In 1791 the French colony of St Domingue was the richest sugar island in the Caribbean. A slave army led by Toussaint L'Ouverture burned the plantations, defeating both militias and French troops. The emergence of an independent republic, under black leadership, sent shock waves across the Atlantic to Britain.
In 1793 Britain took the chance to take St Domingue from the Haitian leader L’Ouverture. However, Britain suffered humiliation and was beaten by disease and the ex-slave army.
Despite this failed invasion, the British continually attempted to defeat the slave army and capture the island’s resources.

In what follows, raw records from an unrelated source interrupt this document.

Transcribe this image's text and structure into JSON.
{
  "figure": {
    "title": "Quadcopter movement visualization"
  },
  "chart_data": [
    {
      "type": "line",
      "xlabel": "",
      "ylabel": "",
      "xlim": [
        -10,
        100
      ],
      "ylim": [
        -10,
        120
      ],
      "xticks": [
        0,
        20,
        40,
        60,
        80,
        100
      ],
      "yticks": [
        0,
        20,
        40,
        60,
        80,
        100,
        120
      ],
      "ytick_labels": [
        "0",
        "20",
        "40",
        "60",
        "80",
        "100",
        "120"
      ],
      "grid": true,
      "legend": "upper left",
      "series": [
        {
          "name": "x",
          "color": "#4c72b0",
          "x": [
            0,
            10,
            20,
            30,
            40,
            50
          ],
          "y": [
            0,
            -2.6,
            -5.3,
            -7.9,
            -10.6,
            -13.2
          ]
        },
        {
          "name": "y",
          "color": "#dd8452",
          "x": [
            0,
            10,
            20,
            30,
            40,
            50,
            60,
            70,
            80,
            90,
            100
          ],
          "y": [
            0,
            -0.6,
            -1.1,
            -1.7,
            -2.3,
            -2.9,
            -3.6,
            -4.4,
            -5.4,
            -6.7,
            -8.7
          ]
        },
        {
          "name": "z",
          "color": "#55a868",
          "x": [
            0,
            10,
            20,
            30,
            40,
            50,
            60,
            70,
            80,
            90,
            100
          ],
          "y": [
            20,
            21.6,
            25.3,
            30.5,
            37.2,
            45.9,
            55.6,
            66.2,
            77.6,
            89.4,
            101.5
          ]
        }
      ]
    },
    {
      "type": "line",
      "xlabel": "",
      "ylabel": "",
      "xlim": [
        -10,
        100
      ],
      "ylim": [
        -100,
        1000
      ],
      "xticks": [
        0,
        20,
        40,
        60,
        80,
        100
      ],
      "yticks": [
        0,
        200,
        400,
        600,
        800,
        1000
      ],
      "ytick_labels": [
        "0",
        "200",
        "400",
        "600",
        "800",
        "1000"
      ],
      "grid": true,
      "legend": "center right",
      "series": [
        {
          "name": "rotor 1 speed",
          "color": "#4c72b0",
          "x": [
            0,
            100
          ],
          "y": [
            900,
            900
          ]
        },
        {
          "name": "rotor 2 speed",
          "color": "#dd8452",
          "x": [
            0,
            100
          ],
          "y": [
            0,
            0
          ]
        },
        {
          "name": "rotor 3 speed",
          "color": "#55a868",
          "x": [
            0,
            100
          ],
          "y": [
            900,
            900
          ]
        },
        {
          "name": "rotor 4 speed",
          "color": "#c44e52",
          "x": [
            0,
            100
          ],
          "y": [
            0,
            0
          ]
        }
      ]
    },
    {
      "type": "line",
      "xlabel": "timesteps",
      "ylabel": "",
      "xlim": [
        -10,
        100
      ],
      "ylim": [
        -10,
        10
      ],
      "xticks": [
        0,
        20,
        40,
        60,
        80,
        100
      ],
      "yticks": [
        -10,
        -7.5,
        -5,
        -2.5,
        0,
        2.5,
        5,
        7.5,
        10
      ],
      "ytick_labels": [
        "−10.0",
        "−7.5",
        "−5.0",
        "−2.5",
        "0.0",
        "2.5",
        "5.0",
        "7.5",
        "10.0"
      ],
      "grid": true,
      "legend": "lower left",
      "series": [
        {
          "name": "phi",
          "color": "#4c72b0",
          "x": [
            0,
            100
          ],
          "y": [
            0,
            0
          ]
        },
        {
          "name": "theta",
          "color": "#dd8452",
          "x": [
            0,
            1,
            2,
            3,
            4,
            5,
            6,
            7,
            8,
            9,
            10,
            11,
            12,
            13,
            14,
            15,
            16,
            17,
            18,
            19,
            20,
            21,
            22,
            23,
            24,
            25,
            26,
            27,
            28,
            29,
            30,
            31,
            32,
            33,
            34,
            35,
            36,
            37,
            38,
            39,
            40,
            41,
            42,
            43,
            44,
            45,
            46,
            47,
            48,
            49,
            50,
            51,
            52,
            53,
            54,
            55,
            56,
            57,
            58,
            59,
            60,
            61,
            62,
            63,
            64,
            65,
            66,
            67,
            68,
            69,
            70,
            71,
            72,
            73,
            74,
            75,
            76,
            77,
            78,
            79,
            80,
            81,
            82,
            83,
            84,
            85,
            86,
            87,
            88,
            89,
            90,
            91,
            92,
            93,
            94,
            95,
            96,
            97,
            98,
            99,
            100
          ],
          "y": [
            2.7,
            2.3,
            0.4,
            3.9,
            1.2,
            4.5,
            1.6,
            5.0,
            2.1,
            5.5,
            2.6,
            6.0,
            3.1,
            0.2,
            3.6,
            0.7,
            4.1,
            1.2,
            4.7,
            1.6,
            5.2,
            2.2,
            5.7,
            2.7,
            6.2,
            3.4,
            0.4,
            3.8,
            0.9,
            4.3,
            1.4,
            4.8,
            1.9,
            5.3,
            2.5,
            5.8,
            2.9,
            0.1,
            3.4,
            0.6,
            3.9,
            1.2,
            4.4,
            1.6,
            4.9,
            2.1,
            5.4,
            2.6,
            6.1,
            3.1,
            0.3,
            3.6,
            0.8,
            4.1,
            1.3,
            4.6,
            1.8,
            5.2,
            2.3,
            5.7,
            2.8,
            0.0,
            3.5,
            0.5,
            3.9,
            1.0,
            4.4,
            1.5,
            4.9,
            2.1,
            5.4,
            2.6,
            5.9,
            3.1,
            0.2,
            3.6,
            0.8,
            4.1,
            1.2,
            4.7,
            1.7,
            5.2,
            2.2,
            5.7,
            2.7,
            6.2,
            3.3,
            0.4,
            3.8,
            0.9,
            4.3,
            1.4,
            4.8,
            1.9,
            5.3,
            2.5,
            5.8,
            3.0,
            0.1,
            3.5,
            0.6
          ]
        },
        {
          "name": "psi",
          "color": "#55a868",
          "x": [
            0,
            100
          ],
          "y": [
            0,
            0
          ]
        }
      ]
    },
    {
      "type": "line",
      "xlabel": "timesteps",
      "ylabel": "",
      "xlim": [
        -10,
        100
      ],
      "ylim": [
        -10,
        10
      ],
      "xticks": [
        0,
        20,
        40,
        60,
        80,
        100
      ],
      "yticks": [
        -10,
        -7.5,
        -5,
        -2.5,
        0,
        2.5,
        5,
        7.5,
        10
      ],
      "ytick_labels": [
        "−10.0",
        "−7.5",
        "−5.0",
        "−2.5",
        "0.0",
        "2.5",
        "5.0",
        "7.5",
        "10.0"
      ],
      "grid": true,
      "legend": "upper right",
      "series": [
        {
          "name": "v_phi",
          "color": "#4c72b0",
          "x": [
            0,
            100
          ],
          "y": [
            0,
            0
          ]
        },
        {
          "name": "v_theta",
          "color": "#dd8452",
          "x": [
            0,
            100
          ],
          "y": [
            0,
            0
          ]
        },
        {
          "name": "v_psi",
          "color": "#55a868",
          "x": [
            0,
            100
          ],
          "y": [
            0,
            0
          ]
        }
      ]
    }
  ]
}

The government hoped this would stop rebellion spreading to neighbouring British colonies.
45,000 British soldiers died in battle and from disease in the West Indies between 1793 and 1801.
In Britain there was fear that rebellion would spread to other islands. The pro-slavery lobby blamed the abolition campaign for provoking the rebellion and for the resulting death and disorder.
Attitudes in Parliament became hardened towards the protection of property and against abolition. In public opinion the abolition campaign became linked to the reported 'murder and mayhem'
But at the same time concerns were raised about the long term viability of slavery. The financial and human cost had soared out of control in a short space of time.
Although the position of plantation owners and slave traders remained fixed, support for slavery amongst other Parliamentarians declined over the long term.